CDX-301f · Module 3

Network Isolation Enforcement

3 min read

Network isolation enforcement goes beyond the allowlist to ensure microVMs cannot communicate with each other, cannot reach the host network, and cannot bypass the proxy. Each microVM has its own network namespace with a single TAP interface connected to the host. The host-side iptables rules enforce three invariants: no VM-to-VM traffic (even if two VMs belong to the same user), no VM-to-host traffic (the VM cannot access host services), and all egress goes through the proxy (no direct internet access).
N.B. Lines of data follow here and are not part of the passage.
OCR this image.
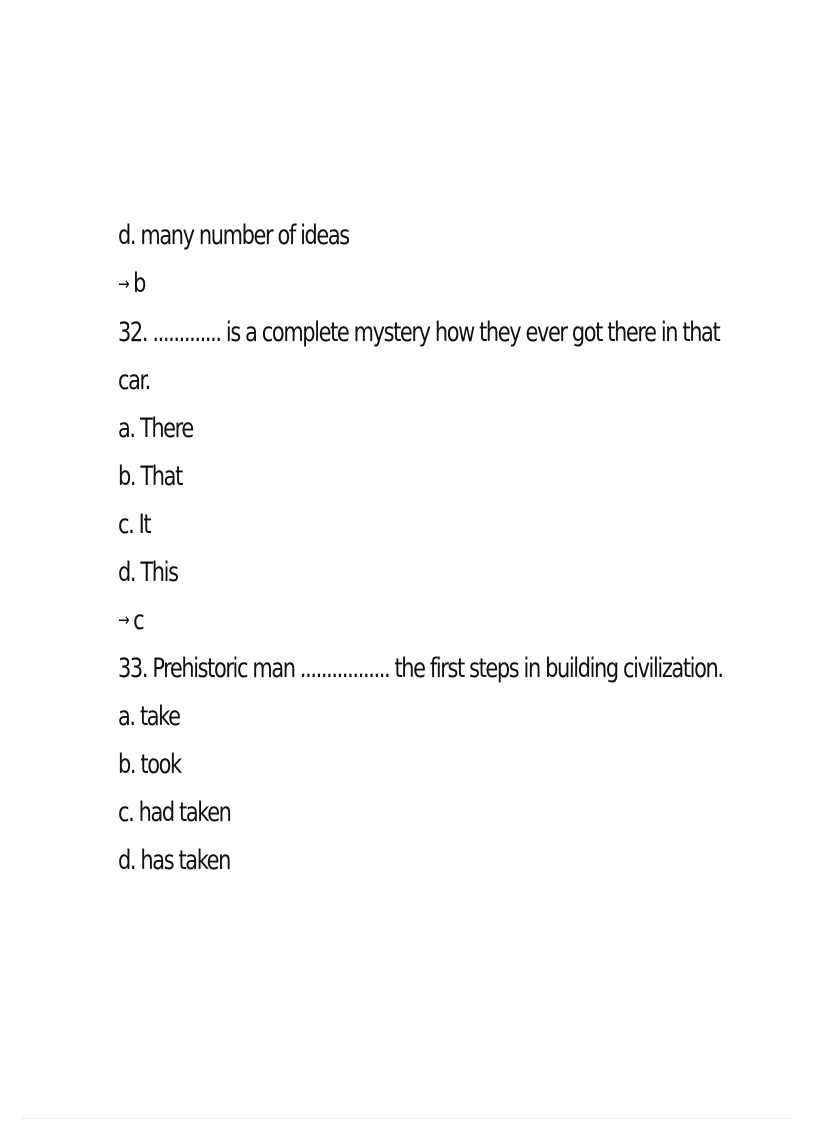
d. many number of ideas
→ b
32. ............. is a complete mystery how they ever got there in that
car.
a. There
b. That
c. It
d. This
→ c
33. Prehistoric man ................. the first steps in building civilization.
a. take
b. took
c. had taken
d. has taken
Isolation enforcement is verified through automated tests that run continuously in the production environment. A canary microVM periodically attempts to reach other VMs, the host network, and non-allowlisted internet endpoints. Any successful connection triggers an alert and a policy review. This defense-in-depth approach ensures that isolation is not just configured but actively verified — a misconfigured iptables rule or a proxy bypass is detected within minutes, not discovered after an incident.

# Isolation invariants

1. No VM-to-VM traffic
   - Each VM gets a unique subnet (/30)
   - No routing between VM subnets
   - ARP isolation via proxy ARP on host

2. No VM-to-host traffic
   - Host services bound to loopback only
   - iptables DROP for VM→host on all ports
   - Exception: host proxy port (for egress)

3. All egress through proxy
   - Default route → host proxy
   - iptables REDIRECT for port 80/443 → proxy
   - Non-HTTP protocols → Layer 4 proxy with allowlist

# Canary verification

Frequency: every 5 minutes
Tests:
  - Attempt TCP connection to another VM's IP
  - Attempt TCP connection to host management port
  - Attempt DNS resolution for non-allowlisted domain
  - Attempt direct internet access (bypass proxy)
Expected: all tests FAIL
Alert: any test PASSES → P1 incident
  1. Verify VM-to-VM isolation Spin up two microVMs and attempt to ping between them. The ping must fail. If it succeeds, your subnet isolation or iptables rules have a gap.
  2. Test host access blocking From inside a microVM, attempt to connect to host ports (SSH, Docker API, management interfaces). All connections must be refused or dropped.
  3. Validate proxy enforcement Attempt a direct HTTPS connection (bypassing the proxy) from inside a microVM. It must fail — all egress must route through the proxy.